After these logging lines, we see similar messages:
8904 2.480394 172.18.9.20 → 172.18.9.10 GSMTAP 176 172.18.9.10:3003 connected read
8905 2.480402 172.18.9.20 → 172.18.9.10 GSMTAP 178 172.18.9.10:3003 message received
8906 2.480416 172.18.9.20 → 172.18.9.10 GSMTAP 240 (bts=0,trx=0,ts=4,pchan=TCH/F_TCH/H_SDCCH8_PDCH switching NONE -> TCH/H) ss=1 Rx RSL CHAN_ACTIV
8907 2.480422 172.18.9.20 → 172.18.9.10 GSMTAP 231 (bts=0,trx=0,ts=4,pchan=TCH/F_TCH/H_SDCCH8_PDCH switching NONE -> TCH/H) rx chan activ
8908 2.480431 172.18.9.20 → 172.18.9.10 GSMTAP 237 (bts=0,trx=0,ts=4,pchan=TCH/F_TCH/H_SDCCH8_PDCH switching NONE -> TCH/H) dyn_ts_l1_reconnect
8909 2.480437 172.18.9.20 → 172.18.9.10 GSMTAP 228 (bts=0,trx=0,ts=4,pchan=TCH/F_TCH/H_SDCCH8_PDCH switching NONE -> TCH/H) Disconnect
8910 2.480444 172.18.9.20 → 172.18.9.10 GSMTAP 230 (bts=0,trx=0,ts=4,pchan=TCH/F_TCH/H_SDCCH8_PDCH switching NONE -> TCH/H) Disconnected
8911 2.480449 172.18.9.20 → 172.18.9.10 GSMTAP 225 (bts=0,trx=0,ts=4,pchan=TCH/F_TCH/H_SDCCH8_PDCH switching NONE -> TCH/H) Connect
8912 2.480456 172.18.9.20 → 172.18.9.10 GSMTAP 200 (bts=0,trx=0,ts=4) bts_model_ts_connect(as_pchan=TCH/H)

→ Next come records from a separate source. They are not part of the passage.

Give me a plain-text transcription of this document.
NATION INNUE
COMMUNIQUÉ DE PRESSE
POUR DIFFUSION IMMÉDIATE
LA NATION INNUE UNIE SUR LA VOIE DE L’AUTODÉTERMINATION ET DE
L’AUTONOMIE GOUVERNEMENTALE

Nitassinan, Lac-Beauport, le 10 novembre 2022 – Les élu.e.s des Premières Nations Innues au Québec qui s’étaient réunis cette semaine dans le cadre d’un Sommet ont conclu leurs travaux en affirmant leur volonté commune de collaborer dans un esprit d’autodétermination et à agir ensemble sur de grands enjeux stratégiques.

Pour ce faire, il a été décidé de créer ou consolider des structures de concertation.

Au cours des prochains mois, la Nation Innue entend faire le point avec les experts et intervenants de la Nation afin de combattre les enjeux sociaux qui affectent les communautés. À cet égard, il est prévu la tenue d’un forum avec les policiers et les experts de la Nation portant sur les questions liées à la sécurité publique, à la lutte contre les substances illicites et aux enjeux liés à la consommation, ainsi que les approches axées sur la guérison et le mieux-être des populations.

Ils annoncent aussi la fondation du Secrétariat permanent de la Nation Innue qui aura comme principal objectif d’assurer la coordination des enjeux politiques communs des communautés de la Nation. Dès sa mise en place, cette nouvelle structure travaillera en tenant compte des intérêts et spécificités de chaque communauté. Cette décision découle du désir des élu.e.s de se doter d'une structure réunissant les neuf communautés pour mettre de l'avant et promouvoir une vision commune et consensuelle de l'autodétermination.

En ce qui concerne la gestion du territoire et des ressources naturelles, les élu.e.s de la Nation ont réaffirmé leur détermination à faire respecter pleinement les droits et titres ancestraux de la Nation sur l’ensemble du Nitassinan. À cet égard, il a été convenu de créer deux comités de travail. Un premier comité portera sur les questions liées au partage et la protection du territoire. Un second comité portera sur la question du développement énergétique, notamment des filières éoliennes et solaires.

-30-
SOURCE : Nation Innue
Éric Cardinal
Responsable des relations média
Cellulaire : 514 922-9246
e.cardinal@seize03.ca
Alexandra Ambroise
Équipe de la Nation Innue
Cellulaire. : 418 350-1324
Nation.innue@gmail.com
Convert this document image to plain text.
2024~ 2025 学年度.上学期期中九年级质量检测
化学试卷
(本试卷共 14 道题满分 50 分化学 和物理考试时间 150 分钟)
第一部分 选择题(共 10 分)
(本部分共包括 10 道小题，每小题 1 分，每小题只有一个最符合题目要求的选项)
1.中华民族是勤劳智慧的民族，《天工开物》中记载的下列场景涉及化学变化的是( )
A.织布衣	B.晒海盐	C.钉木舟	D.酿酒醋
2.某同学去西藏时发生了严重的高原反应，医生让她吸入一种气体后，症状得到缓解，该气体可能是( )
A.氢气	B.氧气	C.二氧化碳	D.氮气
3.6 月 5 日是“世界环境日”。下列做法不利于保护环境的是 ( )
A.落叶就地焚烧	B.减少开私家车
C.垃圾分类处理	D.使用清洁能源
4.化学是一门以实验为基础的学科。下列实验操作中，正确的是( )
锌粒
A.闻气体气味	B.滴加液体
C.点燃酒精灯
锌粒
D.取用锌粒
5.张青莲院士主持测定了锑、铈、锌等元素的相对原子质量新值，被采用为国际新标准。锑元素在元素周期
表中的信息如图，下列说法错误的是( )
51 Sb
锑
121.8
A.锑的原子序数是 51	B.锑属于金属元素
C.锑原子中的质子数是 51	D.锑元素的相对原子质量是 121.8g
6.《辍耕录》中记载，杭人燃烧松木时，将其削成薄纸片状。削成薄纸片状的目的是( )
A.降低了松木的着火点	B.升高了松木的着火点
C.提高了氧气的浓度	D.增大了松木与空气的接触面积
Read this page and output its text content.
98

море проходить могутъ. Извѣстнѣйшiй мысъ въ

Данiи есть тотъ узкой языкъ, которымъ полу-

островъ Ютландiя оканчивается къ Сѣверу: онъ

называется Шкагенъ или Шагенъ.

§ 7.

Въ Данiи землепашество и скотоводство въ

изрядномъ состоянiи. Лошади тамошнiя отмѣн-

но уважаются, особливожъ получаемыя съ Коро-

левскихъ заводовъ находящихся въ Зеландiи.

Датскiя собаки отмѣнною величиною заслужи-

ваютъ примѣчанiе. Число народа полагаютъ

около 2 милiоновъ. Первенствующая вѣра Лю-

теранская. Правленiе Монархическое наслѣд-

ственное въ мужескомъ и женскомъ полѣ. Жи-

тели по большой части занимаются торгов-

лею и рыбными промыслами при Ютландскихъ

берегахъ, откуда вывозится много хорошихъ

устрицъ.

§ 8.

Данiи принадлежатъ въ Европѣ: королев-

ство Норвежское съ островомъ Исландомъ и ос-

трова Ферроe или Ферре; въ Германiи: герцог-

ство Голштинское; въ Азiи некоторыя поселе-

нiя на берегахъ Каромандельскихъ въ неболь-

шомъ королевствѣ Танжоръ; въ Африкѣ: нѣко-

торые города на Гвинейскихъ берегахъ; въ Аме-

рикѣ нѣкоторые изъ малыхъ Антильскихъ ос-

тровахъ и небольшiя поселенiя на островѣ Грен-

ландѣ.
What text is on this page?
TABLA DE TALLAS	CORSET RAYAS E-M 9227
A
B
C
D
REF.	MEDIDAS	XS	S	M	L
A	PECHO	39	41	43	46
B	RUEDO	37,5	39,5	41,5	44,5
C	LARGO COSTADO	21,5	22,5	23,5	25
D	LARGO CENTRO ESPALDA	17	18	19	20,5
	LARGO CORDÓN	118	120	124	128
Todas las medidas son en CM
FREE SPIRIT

8913 2.480466 172.18.9.20 → 172.18.9.10 GSMTAP 204 (bts=0,trx=0,ts=4) Configured multiframe with 'TCH/H+SACCH'
8914 2.480476 172.18.9.20 → 172.18.9.10 GSMTAP 226 TRX_PROV(phy0-0)[0x55b1f9f68d10]{OPEN_POWERON}: Received Event TRX_PROV_EV_CFG_TS
8915 2.480482 172.18.9.20 → 172.18.9.10 GSMTAP 192 phy0.0: Not sending duplicate command 'SETSLOT'
The second CHANnel ACTIVation message for TCH/H(1) is handled before the PHY responds to the 'SETSLOT' command on TRXC, so the TS4 is still in state 'switching NONE -> TCH/H'. However, rsl_rx_chan_activ() is not smart enough to handle this state correctly, so it calls dyn_ts_l1_reconnect() again. The later does not care about the timeslot's state either, so it leaks the activation message for TCH/H(0) and stores the new one for TCH/H(1).
static int dyn_ts_l1_reconnect(struct gsm_bts_trx_ts *ts, struct msgb *msg)
{
// ...
/* We will feed this back to rsl_rx_chan_activ() later */
ts->dyn.pending_chan_activ = msg;
/* Disconnect, continue connecting from cb_ts_disconnected(). */
DEBUGP(DRSL, "%s Disconnect\n", gsm_ts_and_pchan_name(ts));
return bts_model_ts_disconnect(ts);
}
This is why we didn't get CHANnel ACTIVation ACK for TCH/H(0). The related msgb got lost when dyn_ts_l1_reconnect() was called for the second time, and thus TCH/H(0) has not been activated at all. In order to trigger this race condition, the BSC needs to be quick enough to send the second CHANnel ACTIVation before the PHY confirms reconfiguration of the timeslot. Very unlikely in a real RAN setup, but still possible.